Now, you have just completed the fourth album, Endangered Species, which matches you for the first time with an outside producer. What was the thought behind this?

We recorded Endangered Species in Los Angeles with Christopher Bond (who is best known for his work with Hall and Oates). Originally, we had hoped to work with Roy Baker or Alan Parsons, but even though they were both extremely interested, their schedules couldn't conform with ours. Chris Bond's name came up, we met and talked about the project, and he seemed to have the ingredients we felt we needed for this album. You see, musically we felt we were stagnating. It is a common enough thing to happen to a group, especially after three albums. Direction from within can work for so many records and then a catalyst is needed to draw newer ideas out and avoid repetition. Bond had produced all kinds of people and, perhaps even more important, he was an arranger / producer. In other words, we could work directly with him at every stage of the process. We didn't need to go outside for string and horn charts, and that is an important factor to consider when you are working with a concept that needs translating through an intermediary.

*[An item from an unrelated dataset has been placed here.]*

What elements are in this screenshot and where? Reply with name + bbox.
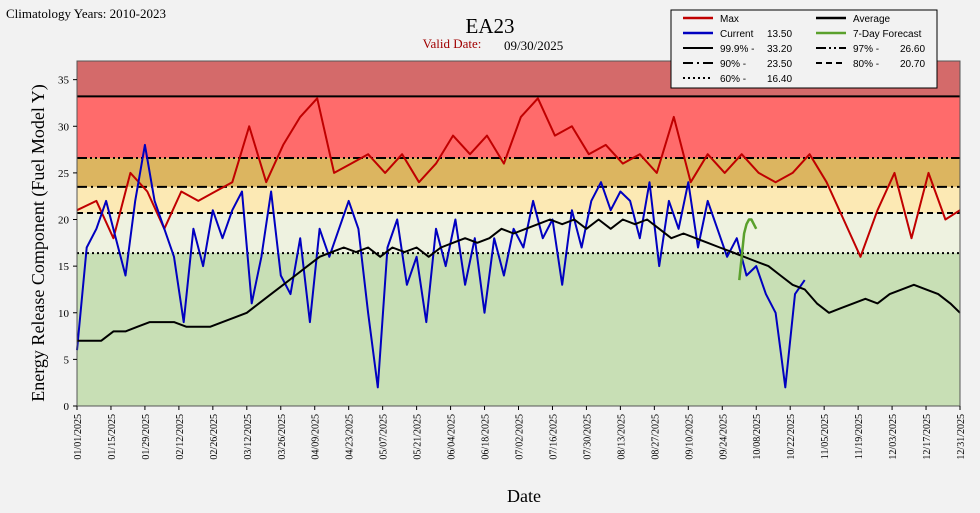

Perhaps you could tell us a little about the album. It comes out this month, I understand?

The title, Endangered Species, is actually a song, but one that we left off when we were deciding which of the 25 tunes would

actually be released. The track is about the planet and how we are destroying the life on it.

We took about four months in Toronto writing material and constructing basic arrangements, then we spent two months in Los Angeles recording the album. It is about as basic, structurally, as one is going to hear from us; I mean, we can re-create it pretty well note for note on the stage. Chris did the string arrangements, and the horn tracks were done by Tom Scott.

Again, Chris Bond's approach with us created some new ideas and touches in the studio. He works like a Tasmanian devil because he is used to the L.A. pressure and the need to keep budgets under control. I think we spent as much in the studio in two months in L.A. as we did over eight months in Toronto. The basic rate in L.A. is about $175 an hour, which is not exactly cheap.

So you plan to tour in the next while?

We haven't firmed that up as yet, but yes we do. We are going to wait and see how the album does and are locking in with U.S. management shortly. We want to do a professional show when we go out, so the next while will be spent rehearsing. Whether we will go out alone and play small halls, start off in Europe, play festivals or whatever is something that has yet to be decided. We do want to work out a show, though, that matches the standards we set for ourselves in the studio.

Obviously the Beatles have influences you, but who or what else?

Let's see: "Pretty Ballerina" by the Left Bank was a beautifully constructed melody: that as well as "Walk Away Rene." Some of the Hollies material, their harmonics were gorgeous: Electric Light Orchestra and very definitely 10CC. Albums that might not so much have influenced us as entertained us include Magical Mystery Tour, Revolver, In The Court Of The Crimson King, Giles and Fripp, Fragile and almost anything by Tchaikovsky.